It may someday be possible to diagnose and forecast risk for Alzheimer’s disease using skin cells, thanks to a small protein, or peptide, that few scientists previously associated with the disease.
School of Medicine researchers have discovered that skin cells from individuals with inherited forms of Alzheimer’s disease respond to the peptide bradykinin by triggering Alzheimer’s-like changes, whereas skin cells from healthy individuals do not. They found the same effect in skin cells from two young adults at high risk for developing the disease but who were too young to have clinical symptoms.
The study was recently published in The FASEB Journal and cited in the Internet-based Alzheimer’s Research Forum.
“No one has looked in-depth at the potential role of bradykinin in Alzheimer’s disease,” said principal investigator Nancy Baenziger, Ph.D., associate professor of anatomy and neurobiology. “Our findings need to be explored further in cases of noninherited Alzheimer’s disease, but this preliminary evidence is very encouraging.
“It’s possible that these results could eventually lead to a way of determining an individual’s risk of developing the disease before clinical symptoms arise, and that the bradykinin cascade could serve as a potential new drug target.”
Baenziger’s researchers previously identified several forms of bradykinin receptors that they termed H, I and L. They then developed probes that specifically detect the I and L forms.
The team used these probes to calculate the relative number of these receptors in samples from a National Institute on Aging database of skin cells from healthy individuals and those with genetic forms of the disease.
In one experiment, the cells were treated with a chemical that activates protein kinase C (PKC). The team found the number of I and L receptors increased by up to 450 percent in cells from Alzheimer’s patients, but there was almost no change in cells from healthy individuals.
The scientists then carried out more extensive studies of skin samples grouped according to the genetic defects that may have caused the disease. Skin cells from patients with the two most common forms of genetically linked Alzheimer’s disease — Presenilin-1 or Presenilin-2 — all had significantly increased numbers of I and L receptors compared with healthy individuals of the same age.
More strikingly, similar large increases in the number of I and L receptors were found in skin cells from a 19-year-old and a 20-year-old who both had Down syndrome. Individuals with Down syndrome frequently develop Alzheimer’s, typically around age 40.
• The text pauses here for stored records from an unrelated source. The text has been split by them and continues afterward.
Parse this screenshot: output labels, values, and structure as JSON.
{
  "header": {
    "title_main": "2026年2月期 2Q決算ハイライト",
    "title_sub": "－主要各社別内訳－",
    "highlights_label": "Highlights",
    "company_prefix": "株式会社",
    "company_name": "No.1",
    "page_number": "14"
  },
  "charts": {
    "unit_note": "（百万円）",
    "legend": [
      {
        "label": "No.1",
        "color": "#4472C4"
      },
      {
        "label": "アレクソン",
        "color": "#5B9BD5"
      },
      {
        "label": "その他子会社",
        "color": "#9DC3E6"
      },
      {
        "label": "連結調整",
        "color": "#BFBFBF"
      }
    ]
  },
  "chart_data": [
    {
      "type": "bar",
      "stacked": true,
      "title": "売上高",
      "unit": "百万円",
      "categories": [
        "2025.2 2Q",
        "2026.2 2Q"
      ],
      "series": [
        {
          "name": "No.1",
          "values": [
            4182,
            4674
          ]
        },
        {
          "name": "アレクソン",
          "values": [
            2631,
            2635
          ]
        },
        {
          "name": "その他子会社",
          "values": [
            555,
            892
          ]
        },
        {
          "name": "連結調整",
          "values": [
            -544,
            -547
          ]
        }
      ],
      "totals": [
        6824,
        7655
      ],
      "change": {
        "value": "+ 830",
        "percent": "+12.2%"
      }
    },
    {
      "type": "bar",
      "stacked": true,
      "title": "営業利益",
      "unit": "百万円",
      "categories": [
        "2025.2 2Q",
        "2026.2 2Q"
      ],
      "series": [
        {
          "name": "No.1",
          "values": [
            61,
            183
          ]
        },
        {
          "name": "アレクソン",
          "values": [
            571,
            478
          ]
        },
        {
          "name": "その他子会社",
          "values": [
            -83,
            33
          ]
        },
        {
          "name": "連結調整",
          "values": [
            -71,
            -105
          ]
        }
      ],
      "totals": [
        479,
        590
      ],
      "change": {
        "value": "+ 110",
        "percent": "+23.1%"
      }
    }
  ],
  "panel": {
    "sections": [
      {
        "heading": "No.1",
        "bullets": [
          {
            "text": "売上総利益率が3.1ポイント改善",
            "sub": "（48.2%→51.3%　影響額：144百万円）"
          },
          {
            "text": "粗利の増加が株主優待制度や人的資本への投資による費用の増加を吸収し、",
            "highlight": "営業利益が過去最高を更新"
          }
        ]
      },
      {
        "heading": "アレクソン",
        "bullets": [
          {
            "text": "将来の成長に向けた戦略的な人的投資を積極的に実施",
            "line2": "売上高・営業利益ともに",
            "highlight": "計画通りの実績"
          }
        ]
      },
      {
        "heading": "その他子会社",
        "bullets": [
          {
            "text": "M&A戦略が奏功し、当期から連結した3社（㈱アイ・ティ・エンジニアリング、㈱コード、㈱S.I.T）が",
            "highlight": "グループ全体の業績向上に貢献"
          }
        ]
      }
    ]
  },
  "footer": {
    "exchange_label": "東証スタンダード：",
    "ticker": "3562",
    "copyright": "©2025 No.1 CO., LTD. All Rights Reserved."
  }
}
“Our results suggest that changes in bradykinin receptors may be detectable decades before clinical symptoms of Alzheimer’s disease appear,” Baenziger said. “This is very exciting because early detection may ultimately prove to be key for preventing and treating the disease.”
The team also found that adding bradykinin itself to the skin cultures increased the number of I and L receptors by about 250 percent in cells from the two individuals with Down syndrome and from people with Presinilin-1 Alzheimer’s, but not in cells from healthy individuals. Similar increases were also observed in cells from a 77-year-old Alzheimer’s patient who had no presenilin mutations.
Both effects — those seen after stimulating PKC and after direct treatment with bradykinin — were blocked when cells first were treated with a chemical that inhibits PKC.
“This evidence suggests a pathway of events in which bradykinin activates PKC, which in turn triggers an increase in the number of these I and L receptors,” Baenziger said.
The team also identified another step in the molecular cascade and found evidence that this step is carried out by I and L receptors created during the earliest moments of the cascade.
One of the main characteristics of Alzheimer’s disease is thought to be the formation of tangled networks of a protein called tau in neurons.
Overactivity of a biochemical process known as phosphorylation is likely one of the first steps in the development of these tangles.
Baenziger’s team found that treatment with bradykinin increased the amount of tau phosphorylation by about 250 percent in skin cells from Alzheimer’s patients and from the Down syndrome patients, but not in cells from healthy individuals.
Moreover, the type of phosphorylation appeared similar to that seen in the brain during early Alzheimer’s disease.
Just as in the other experiments, treatment with a PKC inhibitor blocked the dramatic increase in tau phosphorylation.
“We have now shown that I and L bradykinin receptors are biochemically distinctive and target the tau protein that goes awry in Alzheimer’s disease,” Baenziger said.
“These clues are telling us something about the environment inside cells vulnerable to Alzheimer’s, which may eventually allow us to create molecular profiles that identify individuals vulnerable to developing this disease.”